Imbalances in cell subset ratios relevant to Th17 activity, such as Th17/regulatory T cells, Th1/Th2, or Th17/Th1, correlate with disease activity in autoimmune conditions including RA, SLE, lupus and inflammatory bowel disease.21–24 Cytokine ratios within the same axis may also be a marker of immune pathway activation, as has been reported for the IL-17F/IL-22 ratio in chronic hepatitis C infection 25 or for the IL-17/transforming growth factor-β ratio in schizophrenia. 26 A significant positive correlation has been demonstrated between the IL-17/IL-6 ratio and SLE disease activity as assessed by SLEDAI-2k, 27 which is consistent with data from the present study showing a positive correlation between the IL-17/IL-23 ratio and disease activity. Although the current study demonstrated a significant elevation in serum IL-23 mRNA levels in patients with SLE compared with healthy controls, IL-23 protein levels were not evaluated and further study is required to determine if this cytokine is also increased in SLE.

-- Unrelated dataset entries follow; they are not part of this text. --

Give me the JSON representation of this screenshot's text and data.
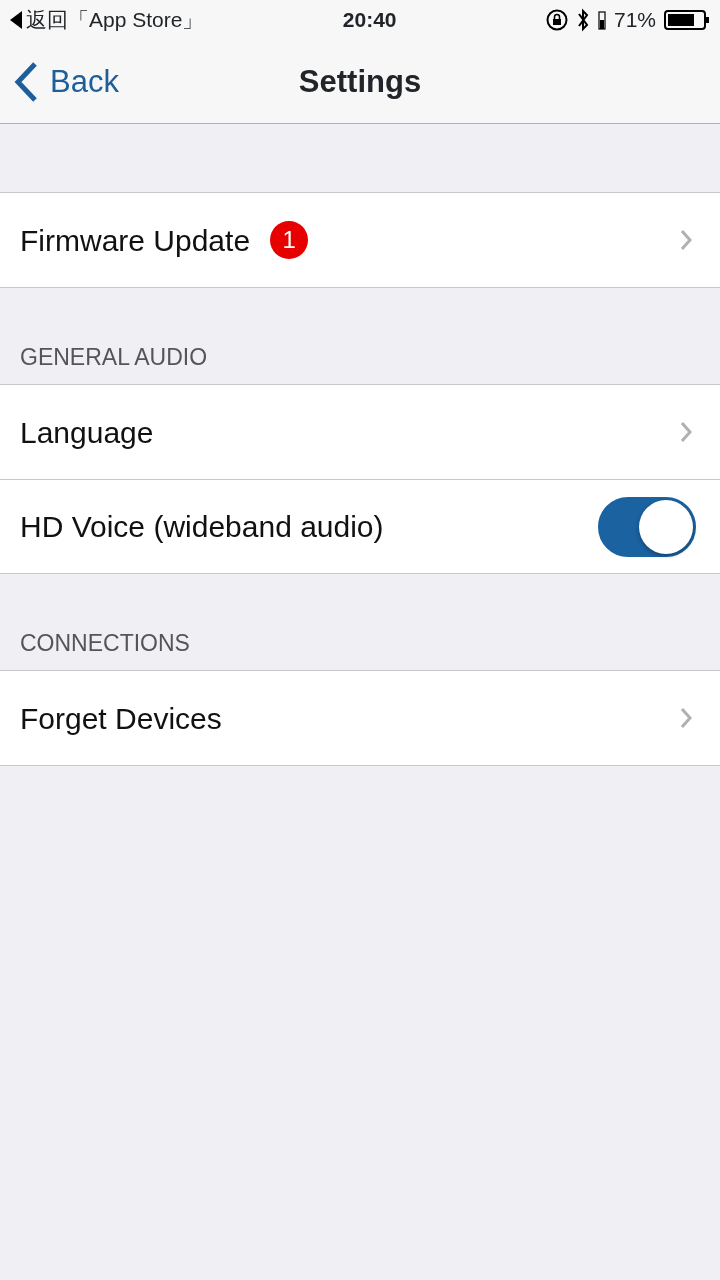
{
  "status_bar": {
    "back_app": "返回「App Store」",
    "time": "20:40",
    "battery": "71%"
  },
  "nav": {
    "back": "Back",
    "title": "Settings"
  },
  "sections": [
    {
      "rows": [
        {
          "kind": "link",
          "label": "Firmware Update",
          "badge": "1"
        }
      ]
    },
    {
      "header": "GENERAL AUDIO",
      "rows": [
        {
          "kind": "link",
          "label": "Language"
        },
        {
          "kind": "toggle",
          "label": "HD Voice (wideband audio)",
          "on": true
        }
      ]
    },
    {
      "header": "CONNECTIONS",
      "rows": [
        {
          "kind": "link",
          "label": "Forget Devices"
        }
      ]
    }
  ]
}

In conclusion, the present study demonstrated that serum IL-23 mRNA levels were significantly elevated in patients with SLE compared with healthy controls, and in patients with SLE and renal disease compared with patients without renal involvement. Serum IL-23 concentrations did not differ by patient age and sex, or by steroid treatment. The present study also demonstrated that the IL-17/IL-23 ratio may act as maker for disease activity as determined by the SLEDAI-2k. Collectively, these findings suggest that IL-23 may be a potential biomarker and therapeutic target in SLE, including in SLE with renal involvement.
Footnotes
Declaration of conflicting interest
The authors declare that there are no conflicts of interest.
Funding
The authors gratefully acknowledge the financial support provided by The Development of Science and Technology Plan Projects of Jilin (no. 2011Z015).